Bayard lets himself be rocked by the rhythm, like a river carrying little logs that occasionally knock against a fragile boat.
“… the whole soul of Christ did it enjoy bliss in its passion it seems not for several reasons is it not impossible to suffer and to enjoy at the same time since pain and joy are opposites Aristotle notes it does not deep sadness prevent delectation however the opposite is true…”
Sollers is salivating more and more but he goes on: “I change form name revelation nickname I am the same I mutate sometimes palace sometimes hut pharaoh dove or sheep transfiguration transubstantiation ascension…”
Then he comes to his peroration—the audience can tell, even if they cannot follow it: “I will be what I will be that means take care of what I am as much as I am in I am don’t forget that I am what follows if I am tomorrow I will be what I am at the point where I would be…”
Bayard exclaims to Simon: “Is that it, the seventh function of language?”
Simon feels his paranoia rise again, thinking that a character like Sollers cannot really exist.

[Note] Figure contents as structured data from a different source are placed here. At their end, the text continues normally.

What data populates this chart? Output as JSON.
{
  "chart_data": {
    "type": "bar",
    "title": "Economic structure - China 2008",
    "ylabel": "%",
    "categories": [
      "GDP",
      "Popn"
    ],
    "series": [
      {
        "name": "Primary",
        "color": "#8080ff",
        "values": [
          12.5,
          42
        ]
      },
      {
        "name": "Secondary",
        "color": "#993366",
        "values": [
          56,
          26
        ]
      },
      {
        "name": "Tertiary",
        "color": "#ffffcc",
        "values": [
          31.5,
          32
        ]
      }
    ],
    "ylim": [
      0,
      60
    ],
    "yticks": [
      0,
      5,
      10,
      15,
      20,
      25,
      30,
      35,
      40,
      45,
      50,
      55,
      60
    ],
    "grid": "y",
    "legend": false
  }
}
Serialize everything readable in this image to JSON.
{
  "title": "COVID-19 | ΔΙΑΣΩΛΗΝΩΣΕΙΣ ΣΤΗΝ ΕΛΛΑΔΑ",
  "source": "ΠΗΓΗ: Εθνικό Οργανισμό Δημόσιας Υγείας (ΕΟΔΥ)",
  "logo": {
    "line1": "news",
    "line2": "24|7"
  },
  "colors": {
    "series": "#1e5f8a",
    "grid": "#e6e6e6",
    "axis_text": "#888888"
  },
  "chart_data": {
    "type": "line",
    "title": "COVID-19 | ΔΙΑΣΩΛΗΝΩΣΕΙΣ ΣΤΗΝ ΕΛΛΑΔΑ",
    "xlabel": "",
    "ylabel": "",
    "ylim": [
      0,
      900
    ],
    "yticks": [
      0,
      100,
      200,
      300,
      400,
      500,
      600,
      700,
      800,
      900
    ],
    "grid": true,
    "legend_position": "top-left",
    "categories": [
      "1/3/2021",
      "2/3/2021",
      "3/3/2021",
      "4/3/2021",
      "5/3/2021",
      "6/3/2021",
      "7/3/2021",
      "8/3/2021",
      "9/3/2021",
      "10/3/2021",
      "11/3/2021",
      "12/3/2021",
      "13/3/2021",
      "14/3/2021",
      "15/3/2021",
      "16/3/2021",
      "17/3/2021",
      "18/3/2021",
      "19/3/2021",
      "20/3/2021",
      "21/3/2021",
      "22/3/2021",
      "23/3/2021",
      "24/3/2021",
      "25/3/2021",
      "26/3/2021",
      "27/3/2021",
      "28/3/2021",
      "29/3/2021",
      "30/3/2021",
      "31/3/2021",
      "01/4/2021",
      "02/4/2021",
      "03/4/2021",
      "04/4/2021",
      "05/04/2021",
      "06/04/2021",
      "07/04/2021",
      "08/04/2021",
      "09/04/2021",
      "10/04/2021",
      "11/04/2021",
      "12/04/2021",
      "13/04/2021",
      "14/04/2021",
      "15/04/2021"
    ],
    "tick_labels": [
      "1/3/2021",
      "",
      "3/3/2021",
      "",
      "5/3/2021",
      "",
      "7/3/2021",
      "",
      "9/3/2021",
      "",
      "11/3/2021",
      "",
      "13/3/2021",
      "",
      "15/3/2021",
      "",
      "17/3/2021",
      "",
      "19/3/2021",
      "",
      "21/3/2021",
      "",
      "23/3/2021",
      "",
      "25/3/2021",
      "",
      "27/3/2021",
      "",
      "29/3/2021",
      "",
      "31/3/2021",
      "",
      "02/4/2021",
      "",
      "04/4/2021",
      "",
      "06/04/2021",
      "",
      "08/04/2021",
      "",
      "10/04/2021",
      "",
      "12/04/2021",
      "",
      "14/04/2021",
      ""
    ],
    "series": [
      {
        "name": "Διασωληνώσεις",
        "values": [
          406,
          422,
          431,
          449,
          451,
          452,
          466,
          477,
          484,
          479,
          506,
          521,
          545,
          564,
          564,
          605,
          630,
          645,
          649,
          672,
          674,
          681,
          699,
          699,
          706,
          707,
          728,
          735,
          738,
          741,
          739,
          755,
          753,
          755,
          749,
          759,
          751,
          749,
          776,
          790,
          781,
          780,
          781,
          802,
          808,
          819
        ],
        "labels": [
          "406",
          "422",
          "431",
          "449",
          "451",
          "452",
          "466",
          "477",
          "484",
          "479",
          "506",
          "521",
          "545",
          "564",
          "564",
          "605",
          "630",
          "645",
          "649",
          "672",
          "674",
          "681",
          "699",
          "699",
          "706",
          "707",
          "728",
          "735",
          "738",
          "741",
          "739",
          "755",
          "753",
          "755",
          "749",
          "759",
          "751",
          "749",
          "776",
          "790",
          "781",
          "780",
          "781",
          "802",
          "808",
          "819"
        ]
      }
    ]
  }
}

Sollers concludes, abruptly: “I am the opposite of the Nazi-Soviet.”
Universal stupefaction.
Even the Great Protagoras looks gobsmacked. He hums and haws, a little embarrassed. Then he takes the stand, because it’s his turn.
Simon and Bayard recognize Umberto Eco’s voice.
“I don’t know where to start, after that. My honorable opponent has, how to say it, fired on all cylinders, si?”
Eco turns to Sollers and politely bows, readjusting the nose of his mask.